Michel ran a hand through his hair, which he hadn't tied back since showering. Oh yeah, that's right, the urge to escape the bedroom was too strong. I say again,
coward.


Harsh,
ma douce
, very harsh.” But he was smiling slyly at me. “I am afraid, he caught me at a weak moment. I had thought he was prepared to talk. I have been trying for a discussion for days, he seemed amenable to negotiations. I was a fool and also, I admit, not at my best, so the mistake is all mine. I had wanted to solve this for you,
ma belle
, without further bloodshed, if I could.”

Wow. That was interesting, wasn't it? Here's Michel trying to do the humane thing, something he knew I would have wanted above all else and there's Gregor slicing down humans because he can and it's easier that way.

I shook my head in amazement. “Is there any wonder why I love you so much?”

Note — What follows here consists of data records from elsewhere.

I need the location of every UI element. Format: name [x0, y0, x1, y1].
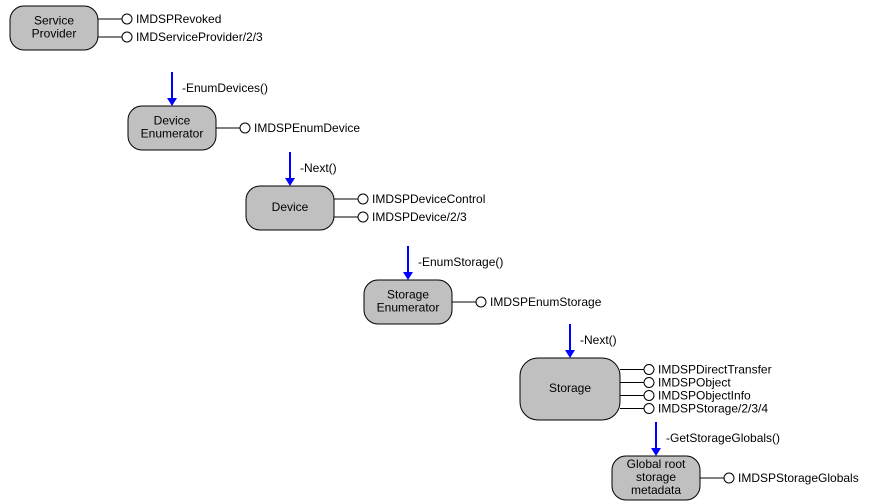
- lollipop-icon: [358, 194, 368, 204]
- node-gr-label-0: Global root: [627, 457, 686, 471]
- interface-label: IMDSPStorage/2/3/4: [658, 402, 768, 416]
- node-dev: Device IMDSPDeviceControl IMDSPDevice/2/3: [246, 186, 485, 230]
- node-se: StorageEnumerator IMDSPEnumStorage: [364, 280, 602, 324]
- lollipop-icon: [122, 32, 132, 42]
- arrowhead-icon: [285, 178, 295, 186]
- node-sp-label-1: Provider: [32, 27, 77, 41]
- node-de-label-1: Enumerator: [141, 127, 204, 141]
- lollipop-icon: [724, 473, 734, 483]
- interface-label: IMDSPDirectTransfer: [658, 363, 772, 377]
- node-de-label-0: Device: [154, 114, 191, 128]
- node-gr-label-2: metadata: [631, 483, 681, 497]
- interface-label: IMDSPStorageGlobals: [738, 471, 859, 485]
- interface-label: IMDSPDevice/2/3: [372, 210, 467, 224]
- arrowhead-icon: [167, 98, 177, 106]
- node-se-label-0: Storage: [387, 288, 429, 302]
- node-de: DeviceEnumerator IMDSPEnumDevice: [128, 106, 360, 150]
- arrowhead-icon: [565, 350, 575, 358]
- method-label: -Next(): [580, 333, 617, 347]
- interface-label: IMDSPEnumStorage: [490, 295, 602, 309]
- node-st: StorageIMDSPDirectTransferIMDSPObjectIMD…: [520, 358, 772, 420]
- interface-label: IMDServiceProvider/2/3: [136, 30, 263, 44]
- interface-label: IMDSPObjectInfo: [658, 389, 751, 403]
- method-label: -GetStorageGlobals(): [666, 431, 780, 445]
- node-gr-label-1: storage: [636, 470, 676, 484]
- method-label: -EnumDevices(): [182, 81, 268, 95]
- node-sp-label-0: Service: [34, 14, 74, 28]
- method-label: -EnumStorage(): [418, 255, 503, 269]
- node-se-label-1: Enumerator: [377, 301, 440, 315]
- lollipop-icon: [240, 123, 250, 133]
- node-st-label-0: Storage: [549, 381, 591, 395]
- interface-label: IMDSPObject: [658, 376, 731, 390]
- node-dev-label-0: Device: [272, 200, 309, 214]
- interface-label: IMDSPEnumDevice: [254, 121, 360, 135]
- lollipop-icon: [644, 404, 654, 414]
- node-sp: ServiceProvider IMDSPRevoked IMDServicePro…: [10, 6, 263, 50]
- lollipop-icon: [476, 297, 486, 307]
- lollipop-icon: [644, 391, 654, 401]
- arrowhead-icon: [403, 272, 413, 280]
- interface-label: IMDSPDeviceControl: [372, 192, 485, 206]
- lollipop-icon: [644, 378, 654, 388]
- diagram-canvas: ServiceProvider IMDSPRevoked IMDServicePro…: [0, 0, 888, 504]
- lollipop-icon: [644, 365, 654, 375]
- lollipop-icon: [122, 14, 132, 24]
- interface-label: IMDSPRevoked: [136, 12, 221, 26]
- lollipop-icon: [358, 212, 368, 222]
- arrowhead-icon: [651, 448, 661, 456]
- method-label: -Next(): [300, 161, 337, 175]
- node-gr: Global rootstoragemetadata IMDSPStorageGl…: [612, 456, 859, 500]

I think he had stopped breathing, he just looked at me in shock. Oops. Maybe I hadn't said that aloud before, I know I'd
thought
it to him plenty.

He moved with vampire swiftness, one minute stock still staring at me from across the way, the next on his knees between my legs, his head resting on my stomach, his arms wrapped around my waist.


Ma belle petite lumière, la raison de mon existence. Je t'aime, je t'adore, je t'aime.

I hesitated for a second, his words so sincere, so full of love, but I couldn't stop myself for long and found my hands running through his hair, soothing him, touching him, calming him. I reached down and cupped either side of his face, raising it up towards me. It was a bit weird looking down at him, I usually have to look straight up to reach his face, but his lips felt the same as normal, when I brushed them with mine.

When he sighed against me, I slipped my tongue inside, just a hint, running it along the inside of his bottom lip, dipping in then out, making him moan for more. I had intended to just leave it as a soft, intimate kiss, nothing more, but Michel responded with his usual hunger and need. He took command of the kiss and deepened it, his tongue taking over possession of my mouth. His hand at the back of my head, in my hair, pulling me to him. His other arm staying around my waist, then using that arm to pull me onto the floor and into his lap. He was kneeling, I had my legs either side of his, straddling his lap. A handy position, I must say. He continued to kiss me with deep urgent thrusts of his tongue. I was taking much delight in the fact he didn't have a shirt on, running my hands all over his bare skin, digging my nails in to his flesh, making him growl against me.

I knew where this was heading, we just couldn't keep our hands off each other tonight, but I didn't care. We'd get to
Sensations
eventually, do the whole make happy the line thing and then come back here for more. But right now, I wanted him. Here, on the floor, or maybe the kitchen table. Either would be good.

He quickly lifted my T-Shirt off me, then made even quicker work of my bra, his lips leaving mine, which were now swollen and red no doubt, to wrap around a nipple, his hand from my hair now gently fondling the other breast, not to leave it out. I could feel his erection stirring, pushing against the fine material of his trousers. I wanted it out as much as it wanted to be out. I think we were safely on the same page.

It did occur to me that we were behaving a bit like rabbits recently. I mean Michel and I have always had a healthy sexual relationship, when I wasn't running from him that is, but lately, it's been absolutely anything that sets us off, gets the flame burning, the desire pumping. Since returning from Wellington, we'd been unable to say no once the ball started rolling. Why?

It is the claiming, I am giving off pheromones, I can not help it. I want you so badly, your body is simply responding to my scent. I am sorry, I will try to stop.

He did, he tried to pull away, to give me distance, but I didn't care if he was scenting me into a frenzy, I didn't care that it made me want to jump his bones the second he walked in a room. It had no effect on how I felt about him as my kindred, as the love of my life, it was just a sexual stimulant. I'd still want him under normal situations, but just not quite like this lack of inhibitions we were displaying right now. I mean, come on! The kitchen floor? What if Erika or Amisi walked in right now? My body didn't give a shit. And neither did I.